The Yellow Birds by Kevin Powers (Little, Brown; 240 pages; $24.99).
Few fiction authors have tackled the subject of the Iraq War; most of those have been published only within the past year: Billy Lynn’s Long Halftime Walk by Ben Fountain, Fobbit by David Abrams, and The Yellow Birds by Kevin Powers. All are written from a soldier’s perspective. While Billy Lynn’s Long Halftime Walk and Fobbit are satirical, The Yellow Birds is intense and somber. Perhaps there is a reason for that; Powers was the only one to see real combat in Iraq.
Powers enlisted in the army when he was only 17, later serving as a machine gunner in Mosul and Tal Afar, Iraq, in 2004 and 2005. He knows firsthand the horrors of war, and that knowledge is what makes his book stand apart from the rest. The Yellow Birds is achingly real and passionate.
“The [Iraq] war had tried its best to kill us all: man, woman, [and] child,” Powers writes in his powerful debut, The Yellow Birds. “But it had killed fewer than a thousand soldiers like me and Murph. Those numbers still meant something to us as what passed for fall began…We didn’t want to be the thousandth killed. If we died later, then we died. But let that number be someone else’s milestone.”
The Yellow Birds is written from the perspective of 21-year-old Private John Bartle. Powers structures the novel back and forth through time in alternating chapters from 2003 to 2009. He tells us early on that a main character dies and dies shockingly. The many plot twists Powers employs makes this a truly compelling and intense read.
Bartle represents the countless numbers of American youth sent to far-flung places whose names they cannot even spell or pronounce correctly. Far from home, these young men and women form bonds quickly. Such is the case for Bartle and 18-year-old Private Daniel Murphy.
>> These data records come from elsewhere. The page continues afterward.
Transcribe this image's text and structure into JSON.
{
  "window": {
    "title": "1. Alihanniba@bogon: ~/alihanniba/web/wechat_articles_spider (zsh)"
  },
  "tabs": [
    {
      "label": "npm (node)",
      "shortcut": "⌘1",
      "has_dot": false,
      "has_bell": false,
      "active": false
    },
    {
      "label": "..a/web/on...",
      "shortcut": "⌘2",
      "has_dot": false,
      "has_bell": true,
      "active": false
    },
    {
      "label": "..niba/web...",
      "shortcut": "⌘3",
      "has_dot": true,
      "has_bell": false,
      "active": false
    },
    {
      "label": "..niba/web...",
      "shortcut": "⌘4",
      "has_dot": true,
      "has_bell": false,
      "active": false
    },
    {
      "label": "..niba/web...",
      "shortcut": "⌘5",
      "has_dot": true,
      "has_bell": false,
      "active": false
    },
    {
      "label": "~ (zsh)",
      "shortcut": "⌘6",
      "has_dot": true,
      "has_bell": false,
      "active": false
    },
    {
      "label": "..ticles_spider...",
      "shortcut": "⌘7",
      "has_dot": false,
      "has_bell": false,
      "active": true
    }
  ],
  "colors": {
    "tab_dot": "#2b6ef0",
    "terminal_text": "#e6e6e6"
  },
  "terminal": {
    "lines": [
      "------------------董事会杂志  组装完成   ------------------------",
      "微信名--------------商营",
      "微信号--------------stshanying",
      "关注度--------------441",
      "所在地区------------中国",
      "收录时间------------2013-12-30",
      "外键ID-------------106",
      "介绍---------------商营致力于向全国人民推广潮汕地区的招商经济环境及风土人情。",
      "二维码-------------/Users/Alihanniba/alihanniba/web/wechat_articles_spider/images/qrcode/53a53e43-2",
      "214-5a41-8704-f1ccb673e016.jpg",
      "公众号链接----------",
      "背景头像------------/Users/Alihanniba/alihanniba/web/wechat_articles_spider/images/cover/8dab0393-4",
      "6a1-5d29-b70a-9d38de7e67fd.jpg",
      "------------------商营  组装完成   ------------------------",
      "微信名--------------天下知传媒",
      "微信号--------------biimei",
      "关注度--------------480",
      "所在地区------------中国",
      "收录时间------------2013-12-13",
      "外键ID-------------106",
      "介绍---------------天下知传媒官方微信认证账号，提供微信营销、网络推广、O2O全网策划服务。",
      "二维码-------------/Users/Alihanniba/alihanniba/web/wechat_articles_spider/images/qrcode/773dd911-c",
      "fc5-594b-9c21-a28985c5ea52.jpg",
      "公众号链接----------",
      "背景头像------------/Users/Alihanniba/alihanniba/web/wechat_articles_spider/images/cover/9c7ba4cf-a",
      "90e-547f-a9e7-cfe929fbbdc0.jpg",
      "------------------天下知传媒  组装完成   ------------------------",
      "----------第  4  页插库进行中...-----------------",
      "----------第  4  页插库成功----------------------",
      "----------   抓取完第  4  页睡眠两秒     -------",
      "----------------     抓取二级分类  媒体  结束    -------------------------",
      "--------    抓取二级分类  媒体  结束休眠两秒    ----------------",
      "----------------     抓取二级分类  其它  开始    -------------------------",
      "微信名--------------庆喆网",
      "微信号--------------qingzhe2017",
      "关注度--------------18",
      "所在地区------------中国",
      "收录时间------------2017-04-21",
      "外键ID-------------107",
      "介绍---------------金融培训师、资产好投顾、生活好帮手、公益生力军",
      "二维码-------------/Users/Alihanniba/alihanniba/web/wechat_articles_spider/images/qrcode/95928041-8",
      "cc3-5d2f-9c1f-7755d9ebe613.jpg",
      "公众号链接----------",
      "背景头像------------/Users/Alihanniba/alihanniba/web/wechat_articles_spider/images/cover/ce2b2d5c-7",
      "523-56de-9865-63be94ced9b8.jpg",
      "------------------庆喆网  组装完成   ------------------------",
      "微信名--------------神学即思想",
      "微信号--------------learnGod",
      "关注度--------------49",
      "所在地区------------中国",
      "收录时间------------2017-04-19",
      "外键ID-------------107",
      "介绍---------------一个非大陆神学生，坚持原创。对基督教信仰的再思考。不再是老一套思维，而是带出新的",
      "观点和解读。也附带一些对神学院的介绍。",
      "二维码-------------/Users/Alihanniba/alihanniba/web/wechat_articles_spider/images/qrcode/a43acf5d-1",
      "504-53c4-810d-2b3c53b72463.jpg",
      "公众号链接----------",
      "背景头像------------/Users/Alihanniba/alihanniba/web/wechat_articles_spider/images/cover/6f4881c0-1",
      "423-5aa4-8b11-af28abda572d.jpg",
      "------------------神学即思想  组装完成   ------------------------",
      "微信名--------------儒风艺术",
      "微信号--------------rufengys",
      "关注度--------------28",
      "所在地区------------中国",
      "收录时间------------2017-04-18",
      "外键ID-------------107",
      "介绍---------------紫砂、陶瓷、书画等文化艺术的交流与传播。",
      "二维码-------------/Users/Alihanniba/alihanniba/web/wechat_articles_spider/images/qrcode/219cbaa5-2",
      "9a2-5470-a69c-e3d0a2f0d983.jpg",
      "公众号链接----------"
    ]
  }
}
The two young recruits meet during basic training and quickly become friends. Sergeant Sterling, barely older than Bartle at 24, tells Murph to stick close to Bartle. “All right, little man,” he says, “I want you to get in Bartle’s back pocket and I want you to stay there.” The bond is further sealed when Bartle promises Murph’s mother that he will look out for her son. This vow will weigh heavily on Bartle as they fight in Iraq.
When Powers shifts the action once again to Iraq, he illustrates the deep emotional toll that the war has inflicted on the soldiers. Bartle and Murph are brothers in arms, praying not to get killed, praying it is someone else. They keep track of the casualty list as it slowly creeps upward toward 1,000: “We didn’t know the list was limitless. We didn’t think beyond a thousand. We never considered that we could be among the walking dead as well.”
There are two warzones in The Yellow Birds: the war in Iraq and the war at home, a fight just as tough as the real conflict. When a soldier leaves Iraq, he truly trades one battle for another. With Bartle, Powers explores the difficulty of readjusting to life as a civilian: “What now?” and “Instead of a slug, give her a hug.”
Even seemingly small things take Bartle back to Iraq. “The yelp of dogs echoing out from where they rolled in wet garbage in the shadow of the Shamash Gate,” Powers writes. “If I heard the caw of ugly crows swing down from the power line that they adorned in black simplicity, the caw might strike in perfect harmony with the memory of the sound of falling mortars, and I, at home now, might brace for the impact….”
How to turn off that kill-or-be-killed mentality that all soldiers must have to survive is a recurring theme in The Yellow Birds. The things Bartle saw and did haunt him. Through his character, Powers allows us to see the high cost of war for both combat veterans and their families. Because they think no one else understands, many vets turn to violence, alcohol, and even suicide. In Powers’ hands, the many struggles of vets come to life.
With The Yellow Birds, Powers does something Abrams and Fountain could not. He turns the brutal language of war into something lyrical. “The war tried to kill us in the spring,” the author writes. “As grass greened the plains of Nineveh and the weather warmed, we patrolled the low-slung hills beyond the cities and towns. We moved over them and through the tall grass on faith, kneading paths into the windswept growth like pioneers.” While Bartle and his fellow soldiers slept, “the war rubbed its thousand ribs against the ground in prayer. When we pressed onward through exhaustion, its eyes were white and open in the dark. While we ate, the war fasted, fed by its own deprivation. It made love and gave birth and spread through fire.”
Powers was nominated for a National Book Award in Fiction for The Yellow Birds; however, Louise Erdrich took home the award for The Round House. The Yellow Birds is unlike other Iraq War novels. Powers actually fought in combat so he knows his stuff. This is fiction, but there are kernels of truth within these pages. He drives home the point that the War in Iraq has irrevocably changed a whole generation and our country will not ever be the same.
The Yellow Birds is penetrating, poignant, and deeply personal for Powers. I can’t stop thinking about Bartle and Murph. This is the debut of the year.